In his proposed budget, Gov. Brown also proposed dissolving county and city redevelopment agencies throughout California by July 1. His plan would allow local officials to continue making payments on existing redevelopment debts and other obligations.
At Tuesday’s meeting, the board voted unanimously to approve a resolution aimed at ensuring Placer County will be able to spend $18.4 million on already-budgeted redevelopment projects if the state moves to eliminate redevelopment agencies.
The resolution would not fast track any of the Placer County Redevelopment Agency’s projects and programs, and is consistent with the governor’s proposal.
County Executive Officer Thomas M. Miller and county Deputy Redevelopment Director James LoBue told the board the county is simply seeking to ensure it can complete near-term projects.
“None of these are new projects or programs,” LoBue said. “We’ve been working on them for years.”
The purpose of the resolution is to formally document the agency’s existing commitments and to establish a cooperative agreement that would put Placer County in a better position to spend the $18.4 million on already-approved projects and programs even if the state dissolves the Redevelopment Agency.
Placer County has redevelopment areas in North Auburn, North Lake Tahoe and the Sunset Industrial Area in South Placer.
The $18.4 million is set aside to help fund a variety of projects, including Highway 49 streetscape improvements and the Quartz Ridge Family Housing Project in North Auburn, transportation improvements in the vicinity of the Sunset Industrial Area, and the Kings Beach Commercial Core Improvement Project at North Lake Tahoe.
In his report to the board, Knaus says the governor’s proposed budget could have major impacts on several county departments, including the Sheriff’s Office, Probation Department and District Attorney’s Office. The proposed budget includes major policy,responsibility and funding shifts that would:
Require Placer County to manage an estimated 347 additional offenders per year in jail or on probation if counties must assume responsibility for low-level, nonviolent adult offenders not convicted of sex crimes.
Have the county manage an estimated 620 more adult parolees each year if responsibility for adult parolees is shifted to county probation departments.
Make the county responsible for housing, treating and supervising about 10 more juvenile offenders annually if the state eliminates its Division of Juvenile Justice.
“Although these policy shifts are proposed to come with funding, preliminary analysis suggests that new costs borne at the local level may not be fully covered,” Knaus explained in a written report to the board.
In addition, the three departments stand to lose about $1.9 million per year if the state’s voters opt not to extend a vehicle license fee increase that is part of the package of tax hikes that would face the electorate at the June Special Election.
Gov. Brown’s proposed budget also would have a major impact on the Placer County Health and Human Services Department.

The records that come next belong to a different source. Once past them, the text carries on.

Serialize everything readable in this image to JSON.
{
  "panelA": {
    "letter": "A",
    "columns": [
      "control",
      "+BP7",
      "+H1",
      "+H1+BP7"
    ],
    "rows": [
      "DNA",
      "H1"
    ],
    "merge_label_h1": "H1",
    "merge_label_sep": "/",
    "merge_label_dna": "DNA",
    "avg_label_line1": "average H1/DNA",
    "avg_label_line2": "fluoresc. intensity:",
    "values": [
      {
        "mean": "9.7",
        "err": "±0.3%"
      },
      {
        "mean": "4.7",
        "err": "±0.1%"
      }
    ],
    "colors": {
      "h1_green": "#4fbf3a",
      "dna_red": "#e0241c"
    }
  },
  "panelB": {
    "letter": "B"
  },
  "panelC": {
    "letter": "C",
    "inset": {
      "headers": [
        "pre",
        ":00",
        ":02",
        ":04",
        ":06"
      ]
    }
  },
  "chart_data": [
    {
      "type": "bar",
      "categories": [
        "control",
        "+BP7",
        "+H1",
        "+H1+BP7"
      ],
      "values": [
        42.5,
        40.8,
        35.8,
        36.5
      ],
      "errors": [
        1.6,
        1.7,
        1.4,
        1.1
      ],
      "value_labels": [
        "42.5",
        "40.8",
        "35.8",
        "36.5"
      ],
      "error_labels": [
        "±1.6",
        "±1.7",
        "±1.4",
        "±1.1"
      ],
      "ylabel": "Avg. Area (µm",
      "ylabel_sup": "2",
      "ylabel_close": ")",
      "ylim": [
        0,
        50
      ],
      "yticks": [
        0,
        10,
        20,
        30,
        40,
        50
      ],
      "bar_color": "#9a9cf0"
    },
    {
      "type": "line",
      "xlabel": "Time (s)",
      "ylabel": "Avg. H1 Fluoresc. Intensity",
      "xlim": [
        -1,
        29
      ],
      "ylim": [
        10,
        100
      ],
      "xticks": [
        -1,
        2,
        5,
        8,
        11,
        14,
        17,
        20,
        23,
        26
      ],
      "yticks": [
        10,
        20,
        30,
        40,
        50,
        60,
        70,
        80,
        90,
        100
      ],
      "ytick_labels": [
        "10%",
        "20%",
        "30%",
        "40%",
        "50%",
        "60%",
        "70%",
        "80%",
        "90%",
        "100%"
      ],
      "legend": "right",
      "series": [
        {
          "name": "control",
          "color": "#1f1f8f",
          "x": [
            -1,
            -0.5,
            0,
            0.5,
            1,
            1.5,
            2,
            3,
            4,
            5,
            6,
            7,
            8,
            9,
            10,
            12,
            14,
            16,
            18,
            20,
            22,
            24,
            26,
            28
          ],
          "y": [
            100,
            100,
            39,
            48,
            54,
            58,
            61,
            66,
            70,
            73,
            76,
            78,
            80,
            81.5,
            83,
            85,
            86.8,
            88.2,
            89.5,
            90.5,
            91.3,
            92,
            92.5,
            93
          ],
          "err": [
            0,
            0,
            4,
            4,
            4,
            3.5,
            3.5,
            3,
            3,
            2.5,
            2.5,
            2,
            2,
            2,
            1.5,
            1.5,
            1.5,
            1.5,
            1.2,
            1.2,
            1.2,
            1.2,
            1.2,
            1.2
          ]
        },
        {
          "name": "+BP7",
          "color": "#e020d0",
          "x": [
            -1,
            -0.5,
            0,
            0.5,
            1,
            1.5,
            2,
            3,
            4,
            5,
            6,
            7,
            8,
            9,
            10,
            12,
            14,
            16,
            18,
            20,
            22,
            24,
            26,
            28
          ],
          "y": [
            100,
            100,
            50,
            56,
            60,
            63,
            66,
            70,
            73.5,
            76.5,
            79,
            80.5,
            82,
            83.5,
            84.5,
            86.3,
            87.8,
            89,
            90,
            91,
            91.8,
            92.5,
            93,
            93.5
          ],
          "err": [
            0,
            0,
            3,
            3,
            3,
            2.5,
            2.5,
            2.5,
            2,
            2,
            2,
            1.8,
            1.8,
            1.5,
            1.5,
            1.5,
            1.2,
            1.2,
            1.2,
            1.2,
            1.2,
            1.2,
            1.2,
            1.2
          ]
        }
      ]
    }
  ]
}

The governor is seeking to make counties permanently responsible for several programs: mental health; child welfare, foster care and adoption programs; Adult Protective Services; and substance abuse treatment.
The proposed budget also calls for changes that would leave fewer residents eligible for such programs as CalWORKs, In-Home Support Services and Medi-Cal.
Placer County and local independent fire districts could face higher costs as a result of a proposal by the governor to shift responsibility for fighting fires in many areas from CAL FIRE to local agencies.
Knaus also noted the Placer County Library would lose about $84,000 per year under a proposal by Gov. Brown to eliminate all state support for county libraries.
Placer County also would continue to experience cash-flow challenges because of the governor’s intention to defer some payments to counties, including 2011-12 payments for pre-2004 mandate reimbursements.